Determinants of increased muscle insulin sensitivity of exercise-trained versus sedentary normal weight and overweight individuals
Dominik Pesta, Evrim Anadol, Theresia Sarabhai, Yvo Op den Kamp, Sofiya Gancheva, Nina Trinks, Oana‐Patricia Zaharia, Lucia Mastrototaro, Kun Lyu, Ivo Habets, Yvonne M. H. Bruls, Bedair Dewidar, Jürgen Weiß, Vera B. Schrauwen‐Hinderling, Dongyan Zhang, Rafael Calais Gaspar, Klaus Straßburger, Yuliya Kupriyanova, Hadi Al‐Hasani, Julia Szendroedi, Patrick Schrauwen, Esther Phielix, Gerald I. Shulman, Michael Roden
Abstract
The athlete’s paradox states that intramyocellular triglyceride accumulation associates with insulin resistance in sedentary but not in endurance-trained humans.

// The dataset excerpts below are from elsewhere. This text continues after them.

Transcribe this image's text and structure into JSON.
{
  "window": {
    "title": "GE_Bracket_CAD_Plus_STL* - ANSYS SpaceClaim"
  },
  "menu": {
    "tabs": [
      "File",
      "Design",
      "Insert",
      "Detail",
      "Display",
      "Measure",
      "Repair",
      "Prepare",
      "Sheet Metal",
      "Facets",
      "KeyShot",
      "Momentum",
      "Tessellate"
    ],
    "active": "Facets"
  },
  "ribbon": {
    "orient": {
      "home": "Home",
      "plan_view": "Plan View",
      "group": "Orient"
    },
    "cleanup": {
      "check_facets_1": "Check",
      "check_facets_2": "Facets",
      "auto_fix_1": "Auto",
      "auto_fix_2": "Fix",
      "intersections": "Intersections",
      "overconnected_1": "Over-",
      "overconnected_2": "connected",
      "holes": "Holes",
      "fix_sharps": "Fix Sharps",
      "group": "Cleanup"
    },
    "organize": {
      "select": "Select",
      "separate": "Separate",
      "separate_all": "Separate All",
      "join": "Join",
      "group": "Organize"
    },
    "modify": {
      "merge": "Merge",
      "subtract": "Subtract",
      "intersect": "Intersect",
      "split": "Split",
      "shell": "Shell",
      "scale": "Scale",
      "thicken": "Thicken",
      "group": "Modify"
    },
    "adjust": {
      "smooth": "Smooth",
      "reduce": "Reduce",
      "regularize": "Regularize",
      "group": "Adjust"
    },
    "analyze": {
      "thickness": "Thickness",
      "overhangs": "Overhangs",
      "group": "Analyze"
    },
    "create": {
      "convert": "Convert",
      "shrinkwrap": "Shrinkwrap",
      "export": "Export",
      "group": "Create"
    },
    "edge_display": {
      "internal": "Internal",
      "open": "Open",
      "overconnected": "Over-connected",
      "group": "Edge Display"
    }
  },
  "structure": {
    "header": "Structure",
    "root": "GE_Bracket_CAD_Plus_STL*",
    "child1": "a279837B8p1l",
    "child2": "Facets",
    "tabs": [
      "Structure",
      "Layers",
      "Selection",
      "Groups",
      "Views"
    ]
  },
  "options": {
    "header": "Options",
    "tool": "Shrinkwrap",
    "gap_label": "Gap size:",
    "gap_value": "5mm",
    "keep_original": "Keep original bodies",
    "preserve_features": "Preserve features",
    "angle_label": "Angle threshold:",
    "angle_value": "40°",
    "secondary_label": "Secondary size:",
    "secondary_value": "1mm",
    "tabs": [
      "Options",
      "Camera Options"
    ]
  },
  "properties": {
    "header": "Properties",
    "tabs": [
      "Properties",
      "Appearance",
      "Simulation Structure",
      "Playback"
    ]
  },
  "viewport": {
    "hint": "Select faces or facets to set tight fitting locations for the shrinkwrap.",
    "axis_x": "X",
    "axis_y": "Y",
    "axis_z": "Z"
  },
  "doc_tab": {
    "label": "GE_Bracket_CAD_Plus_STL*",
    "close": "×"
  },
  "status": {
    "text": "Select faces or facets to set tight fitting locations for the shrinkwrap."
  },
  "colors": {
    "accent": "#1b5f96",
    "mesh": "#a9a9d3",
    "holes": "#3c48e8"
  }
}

Underlying mechanisms and the role of muscle lipid distribution and composition on glucose metabolism remain unclear. We compared highly trained athletes (ATHL) with sedentary normal weight (LEAN) and overweight-to-obese (OVWE) male and female individuals. This observational study found that ATHL show higher insulin sensitivity, muscle mitochondrial content, and capacity, but lower activation of novel protein kinase C (nPKC) isoforms, despite higher diacylglycerol concentrations. Notably, sedentary but insulin sensitive OVWE feature lower plasma membrane-to-mitochondria sn -1,2-diacylglycerol ratios. In ATHL, calpain-2, which cleaves nPKC, negatively associates with PKCε activation and positively with insulin sensitivity along with higher GLUT4 and hexokinase II content. These findings contribute to explaining the athletes’ paradox by demonstrating lower nPKC activation, increased calpain, and mitochondrial partitioning of bioactive diacylglycerols, the latter further identifying an obesity subtype with increased insulin sensitivity (NCT03314714).